NTSB Revises Account of Hudson Plane Crash
A helicopter hit by a small plane over the Hudson River wasn't initially visible to an air traffic controller handling the plane, federal safety officials say in a revised account of the deadly collision.
The statement by the National Transportation Safety Board, issued after public pressure from the National Air Traffic Controllers Association, provides some vindication to the controller at Teterboro Airport in New Jersey.
NTSB had previously said the controller failed to warn the plane's pilot of the potential for a collision with several aircraft in its path, including the helicopter, before handing off responsibility for the plane to another airport.
Nine people - three aboard the plane and five Italian tourists and a pilot aboard the helicopter - were killed in the Aug. 8 accident over the river between New York and New Jersey.
The board said in a statement Monday that while the controller at Teterboro failed to warn of several aircraft in the path of the single-engine Piper, the tour helicopter wasn't one of the aircraft on the controller's radar screen until seven seconds after the handoff to nearby Newark Liberty International Airport.
The traffic controller's union had been pushing publicly for NTSB to correct the account, an unusual move that caused NTSB to boot the union from the investigation.
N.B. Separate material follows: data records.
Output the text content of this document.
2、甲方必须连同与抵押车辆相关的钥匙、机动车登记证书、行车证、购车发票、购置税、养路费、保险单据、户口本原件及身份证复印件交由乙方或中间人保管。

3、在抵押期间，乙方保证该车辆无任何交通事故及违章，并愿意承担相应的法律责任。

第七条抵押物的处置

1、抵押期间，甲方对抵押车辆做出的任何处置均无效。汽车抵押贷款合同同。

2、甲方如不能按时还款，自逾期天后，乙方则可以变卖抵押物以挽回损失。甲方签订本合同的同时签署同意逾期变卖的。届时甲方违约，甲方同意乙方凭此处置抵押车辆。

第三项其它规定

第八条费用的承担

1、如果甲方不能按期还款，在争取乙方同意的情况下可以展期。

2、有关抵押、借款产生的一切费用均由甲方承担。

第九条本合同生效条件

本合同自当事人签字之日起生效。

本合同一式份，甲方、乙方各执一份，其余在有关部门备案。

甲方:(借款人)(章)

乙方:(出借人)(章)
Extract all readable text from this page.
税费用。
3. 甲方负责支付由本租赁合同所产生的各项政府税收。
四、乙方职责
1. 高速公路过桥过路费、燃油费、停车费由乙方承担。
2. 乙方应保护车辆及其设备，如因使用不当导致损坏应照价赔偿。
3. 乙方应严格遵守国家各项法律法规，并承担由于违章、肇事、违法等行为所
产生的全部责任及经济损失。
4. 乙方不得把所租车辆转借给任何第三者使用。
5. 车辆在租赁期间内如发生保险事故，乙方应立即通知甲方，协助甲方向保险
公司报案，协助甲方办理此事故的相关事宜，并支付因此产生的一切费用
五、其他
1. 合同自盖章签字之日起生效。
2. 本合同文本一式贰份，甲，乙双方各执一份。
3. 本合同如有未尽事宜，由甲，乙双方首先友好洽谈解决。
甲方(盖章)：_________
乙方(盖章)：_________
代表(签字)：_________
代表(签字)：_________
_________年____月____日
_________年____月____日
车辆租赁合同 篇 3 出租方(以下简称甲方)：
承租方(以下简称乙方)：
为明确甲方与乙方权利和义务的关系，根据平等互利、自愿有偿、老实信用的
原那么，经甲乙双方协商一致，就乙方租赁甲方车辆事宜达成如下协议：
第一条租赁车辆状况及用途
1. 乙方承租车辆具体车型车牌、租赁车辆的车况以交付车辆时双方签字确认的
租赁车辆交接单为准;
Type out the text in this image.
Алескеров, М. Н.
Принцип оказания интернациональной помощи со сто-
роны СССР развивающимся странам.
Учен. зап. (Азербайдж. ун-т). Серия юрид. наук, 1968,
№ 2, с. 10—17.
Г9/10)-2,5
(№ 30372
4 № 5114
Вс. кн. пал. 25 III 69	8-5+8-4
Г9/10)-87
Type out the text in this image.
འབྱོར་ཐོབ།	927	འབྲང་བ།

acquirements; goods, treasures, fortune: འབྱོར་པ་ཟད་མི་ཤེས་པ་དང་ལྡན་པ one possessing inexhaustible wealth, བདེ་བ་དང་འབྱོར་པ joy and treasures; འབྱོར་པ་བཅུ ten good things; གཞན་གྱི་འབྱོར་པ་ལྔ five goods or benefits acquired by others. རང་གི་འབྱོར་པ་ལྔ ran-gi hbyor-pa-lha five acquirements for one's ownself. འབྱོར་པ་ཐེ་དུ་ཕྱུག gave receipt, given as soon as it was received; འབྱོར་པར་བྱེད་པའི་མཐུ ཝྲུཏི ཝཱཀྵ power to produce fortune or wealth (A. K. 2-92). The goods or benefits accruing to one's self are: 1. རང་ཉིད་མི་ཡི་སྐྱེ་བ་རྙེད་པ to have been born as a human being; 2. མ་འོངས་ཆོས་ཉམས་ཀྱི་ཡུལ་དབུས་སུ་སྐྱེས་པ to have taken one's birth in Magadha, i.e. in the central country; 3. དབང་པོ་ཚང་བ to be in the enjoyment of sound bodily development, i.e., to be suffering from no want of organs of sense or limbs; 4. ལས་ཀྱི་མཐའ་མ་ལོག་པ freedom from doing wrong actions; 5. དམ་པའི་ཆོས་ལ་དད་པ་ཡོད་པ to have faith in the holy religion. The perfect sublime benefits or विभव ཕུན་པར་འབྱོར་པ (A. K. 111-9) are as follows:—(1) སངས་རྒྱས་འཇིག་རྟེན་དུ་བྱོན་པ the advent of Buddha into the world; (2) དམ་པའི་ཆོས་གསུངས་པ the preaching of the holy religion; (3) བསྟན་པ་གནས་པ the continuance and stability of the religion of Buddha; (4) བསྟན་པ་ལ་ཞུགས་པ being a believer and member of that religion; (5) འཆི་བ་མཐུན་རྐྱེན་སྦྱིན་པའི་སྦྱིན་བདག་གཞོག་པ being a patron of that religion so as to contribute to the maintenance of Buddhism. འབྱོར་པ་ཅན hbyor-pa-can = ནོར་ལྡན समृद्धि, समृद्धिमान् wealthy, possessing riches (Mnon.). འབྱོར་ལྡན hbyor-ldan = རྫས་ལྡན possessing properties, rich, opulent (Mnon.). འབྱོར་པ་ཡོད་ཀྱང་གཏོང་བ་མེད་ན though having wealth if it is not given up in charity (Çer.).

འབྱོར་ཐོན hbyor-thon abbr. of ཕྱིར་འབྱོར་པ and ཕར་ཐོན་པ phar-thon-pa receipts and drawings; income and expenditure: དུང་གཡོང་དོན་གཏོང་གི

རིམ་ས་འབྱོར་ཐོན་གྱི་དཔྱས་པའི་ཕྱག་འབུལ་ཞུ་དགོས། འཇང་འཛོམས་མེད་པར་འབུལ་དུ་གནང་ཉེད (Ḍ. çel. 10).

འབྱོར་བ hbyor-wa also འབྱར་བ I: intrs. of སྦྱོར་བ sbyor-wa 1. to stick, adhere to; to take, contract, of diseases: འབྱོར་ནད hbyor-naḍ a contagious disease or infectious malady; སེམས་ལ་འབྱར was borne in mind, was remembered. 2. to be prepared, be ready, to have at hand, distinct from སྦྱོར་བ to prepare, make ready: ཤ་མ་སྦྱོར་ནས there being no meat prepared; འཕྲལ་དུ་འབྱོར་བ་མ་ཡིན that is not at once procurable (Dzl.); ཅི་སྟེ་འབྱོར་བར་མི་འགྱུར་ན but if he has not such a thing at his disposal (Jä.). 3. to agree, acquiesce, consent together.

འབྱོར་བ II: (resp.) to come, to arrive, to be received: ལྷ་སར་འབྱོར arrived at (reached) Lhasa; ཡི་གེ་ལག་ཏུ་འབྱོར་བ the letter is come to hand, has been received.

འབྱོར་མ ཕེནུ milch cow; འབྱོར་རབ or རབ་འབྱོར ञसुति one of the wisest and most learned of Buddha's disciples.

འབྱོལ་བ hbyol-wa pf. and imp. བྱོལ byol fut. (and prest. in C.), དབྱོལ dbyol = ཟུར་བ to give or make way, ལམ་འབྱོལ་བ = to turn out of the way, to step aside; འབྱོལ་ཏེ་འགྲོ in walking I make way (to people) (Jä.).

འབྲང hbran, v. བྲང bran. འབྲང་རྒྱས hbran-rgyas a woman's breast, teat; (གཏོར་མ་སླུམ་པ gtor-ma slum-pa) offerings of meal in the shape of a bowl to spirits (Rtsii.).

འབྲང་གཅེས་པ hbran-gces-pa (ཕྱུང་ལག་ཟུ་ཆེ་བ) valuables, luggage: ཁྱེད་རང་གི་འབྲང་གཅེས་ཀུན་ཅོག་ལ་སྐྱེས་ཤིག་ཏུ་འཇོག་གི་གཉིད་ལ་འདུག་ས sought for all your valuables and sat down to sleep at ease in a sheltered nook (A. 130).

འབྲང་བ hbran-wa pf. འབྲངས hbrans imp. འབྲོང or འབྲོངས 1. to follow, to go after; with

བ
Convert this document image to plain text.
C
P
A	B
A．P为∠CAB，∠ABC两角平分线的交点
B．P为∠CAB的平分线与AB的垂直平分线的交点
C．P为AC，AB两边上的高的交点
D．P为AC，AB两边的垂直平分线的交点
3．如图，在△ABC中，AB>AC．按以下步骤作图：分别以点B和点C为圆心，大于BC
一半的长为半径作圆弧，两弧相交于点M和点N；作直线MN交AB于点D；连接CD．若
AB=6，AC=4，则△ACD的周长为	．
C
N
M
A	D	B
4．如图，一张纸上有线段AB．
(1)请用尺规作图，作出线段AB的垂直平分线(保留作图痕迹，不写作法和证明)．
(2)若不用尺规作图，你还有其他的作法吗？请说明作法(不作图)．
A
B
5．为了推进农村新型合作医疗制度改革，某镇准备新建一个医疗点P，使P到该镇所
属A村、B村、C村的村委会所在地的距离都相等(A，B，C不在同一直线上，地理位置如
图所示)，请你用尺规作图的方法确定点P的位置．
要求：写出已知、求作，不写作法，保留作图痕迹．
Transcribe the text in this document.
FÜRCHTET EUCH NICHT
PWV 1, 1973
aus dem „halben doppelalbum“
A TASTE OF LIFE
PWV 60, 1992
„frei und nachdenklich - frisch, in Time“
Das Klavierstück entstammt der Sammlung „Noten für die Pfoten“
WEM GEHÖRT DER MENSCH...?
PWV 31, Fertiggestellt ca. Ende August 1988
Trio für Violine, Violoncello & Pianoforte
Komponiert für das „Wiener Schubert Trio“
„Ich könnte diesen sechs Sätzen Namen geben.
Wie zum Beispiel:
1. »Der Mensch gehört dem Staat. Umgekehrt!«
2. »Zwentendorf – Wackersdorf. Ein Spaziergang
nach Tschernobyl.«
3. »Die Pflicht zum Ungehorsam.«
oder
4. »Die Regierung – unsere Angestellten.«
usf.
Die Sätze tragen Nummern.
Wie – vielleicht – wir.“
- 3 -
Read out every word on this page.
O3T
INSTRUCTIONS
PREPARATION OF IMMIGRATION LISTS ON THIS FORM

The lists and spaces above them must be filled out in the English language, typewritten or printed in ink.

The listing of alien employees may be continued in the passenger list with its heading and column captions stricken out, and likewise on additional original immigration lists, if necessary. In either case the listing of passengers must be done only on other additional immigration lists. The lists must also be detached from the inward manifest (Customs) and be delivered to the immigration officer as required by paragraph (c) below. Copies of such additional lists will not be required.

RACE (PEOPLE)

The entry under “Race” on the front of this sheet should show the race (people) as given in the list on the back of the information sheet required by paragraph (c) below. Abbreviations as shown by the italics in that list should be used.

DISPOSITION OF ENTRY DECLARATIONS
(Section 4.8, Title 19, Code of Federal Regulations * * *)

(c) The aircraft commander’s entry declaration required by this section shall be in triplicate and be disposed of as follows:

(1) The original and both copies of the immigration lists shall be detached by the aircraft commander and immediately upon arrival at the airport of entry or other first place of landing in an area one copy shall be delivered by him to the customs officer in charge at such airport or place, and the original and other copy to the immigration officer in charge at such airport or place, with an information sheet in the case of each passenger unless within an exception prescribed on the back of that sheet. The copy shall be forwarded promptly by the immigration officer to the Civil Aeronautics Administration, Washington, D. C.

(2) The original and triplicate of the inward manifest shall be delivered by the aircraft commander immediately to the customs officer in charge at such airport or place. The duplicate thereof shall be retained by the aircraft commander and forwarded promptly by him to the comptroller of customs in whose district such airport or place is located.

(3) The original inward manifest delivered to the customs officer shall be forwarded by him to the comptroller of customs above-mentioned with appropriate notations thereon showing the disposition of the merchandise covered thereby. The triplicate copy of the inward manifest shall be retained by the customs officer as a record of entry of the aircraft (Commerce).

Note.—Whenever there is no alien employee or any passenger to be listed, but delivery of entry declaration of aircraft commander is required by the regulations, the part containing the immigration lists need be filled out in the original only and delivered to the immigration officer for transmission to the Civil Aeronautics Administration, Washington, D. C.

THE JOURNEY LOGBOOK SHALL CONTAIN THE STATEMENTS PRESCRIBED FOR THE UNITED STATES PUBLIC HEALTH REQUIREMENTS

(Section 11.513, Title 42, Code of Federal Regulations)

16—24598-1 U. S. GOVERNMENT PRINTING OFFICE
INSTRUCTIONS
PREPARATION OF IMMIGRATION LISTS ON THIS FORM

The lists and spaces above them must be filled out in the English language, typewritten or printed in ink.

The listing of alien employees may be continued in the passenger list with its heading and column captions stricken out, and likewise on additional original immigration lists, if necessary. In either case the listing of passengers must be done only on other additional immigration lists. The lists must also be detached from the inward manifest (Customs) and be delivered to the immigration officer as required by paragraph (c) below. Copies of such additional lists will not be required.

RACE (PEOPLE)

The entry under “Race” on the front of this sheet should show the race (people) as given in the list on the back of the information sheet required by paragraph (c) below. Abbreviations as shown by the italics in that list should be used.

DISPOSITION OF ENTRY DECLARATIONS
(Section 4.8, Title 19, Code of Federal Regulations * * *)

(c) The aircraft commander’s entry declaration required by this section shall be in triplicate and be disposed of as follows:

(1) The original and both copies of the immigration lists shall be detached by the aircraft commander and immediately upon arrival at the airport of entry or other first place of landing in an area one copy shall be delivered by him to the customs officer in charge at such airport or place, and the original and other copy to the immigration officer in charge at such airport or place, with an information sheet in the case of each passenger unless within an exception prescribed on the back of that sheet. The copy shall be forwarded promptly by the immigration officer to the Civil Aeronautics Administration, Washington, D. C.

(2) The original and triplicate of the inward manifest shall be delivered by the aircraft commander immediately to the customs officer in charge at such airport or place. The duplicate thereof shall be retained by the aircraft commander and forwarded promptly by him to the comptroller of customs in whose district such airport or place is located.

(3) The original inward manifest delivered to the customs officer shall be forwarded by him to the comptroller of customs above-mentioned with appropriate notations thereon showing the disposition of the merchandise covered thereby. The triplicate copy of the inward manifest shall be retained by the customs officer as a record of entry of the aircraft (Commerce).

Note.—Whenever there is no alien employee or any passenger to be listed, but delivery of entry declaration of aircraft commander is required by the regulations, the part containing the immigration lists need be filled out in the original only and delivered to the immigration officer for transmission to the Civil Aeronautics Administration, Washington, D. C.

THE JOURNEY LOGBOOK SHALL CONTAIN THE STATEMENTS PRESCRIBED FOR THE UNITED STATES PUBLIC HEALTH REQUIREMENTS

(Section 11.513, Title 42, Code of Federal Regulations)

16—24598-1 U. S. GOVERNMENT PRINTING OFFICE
NTSB Chairman Debbie Hersman said in the board's statement, released shortly after the union held its second news conference on the issue, that parties to investigations signed an agreement not to publicly discuss the information gathered by the board while the investigation is ongoing.
"Although we appreciate the technical expertise our parties provide during the course of an investigation," Hersman said, Our rules are set up precisely to avoid the prospect of each party offering their slant on the information."
Union spokesman Doug Church said: "It's important that the NTSB has clarified this key point in the sequence of events. All we want to see is a factual account of the incident and we continue to believe the facts show that our Teterboro controller could not have done anything to prevent this horrible tragedy."
The Teterboro controller made a personal phone call shortly after clearing the Piper for takeoff at 11:48 a.m. EDT and remained on the phone until the collision five minutes later, even while he was directing traffic, according to the board and the Federal Aviation Administration.
The controller and his supervisor, who was out of the building at the time of the collision, have been placed on administrative leave with pay by the FAA. The agency said in a statement last week that while it appears the controller's conduct didn't have any impact on the crash, his behavior was inappropriate and unacceptable.
The NTSB, in a pointed statement in its report, said it would decide what role the controller played in the accident, and other opinions are "speculative and premature."
The public spat between the board and the union and the FAA is unusual. Typically, the union and the FAA avoid any public statements regarding an ongoing investigation so as not to jeopardize their status as parties, which gives them access to information uncovered by the NTSB long before it becomes public.
However, union officials said they were willing to give up their role in the investigation because they strongly felt the controller's role was being misrepresented.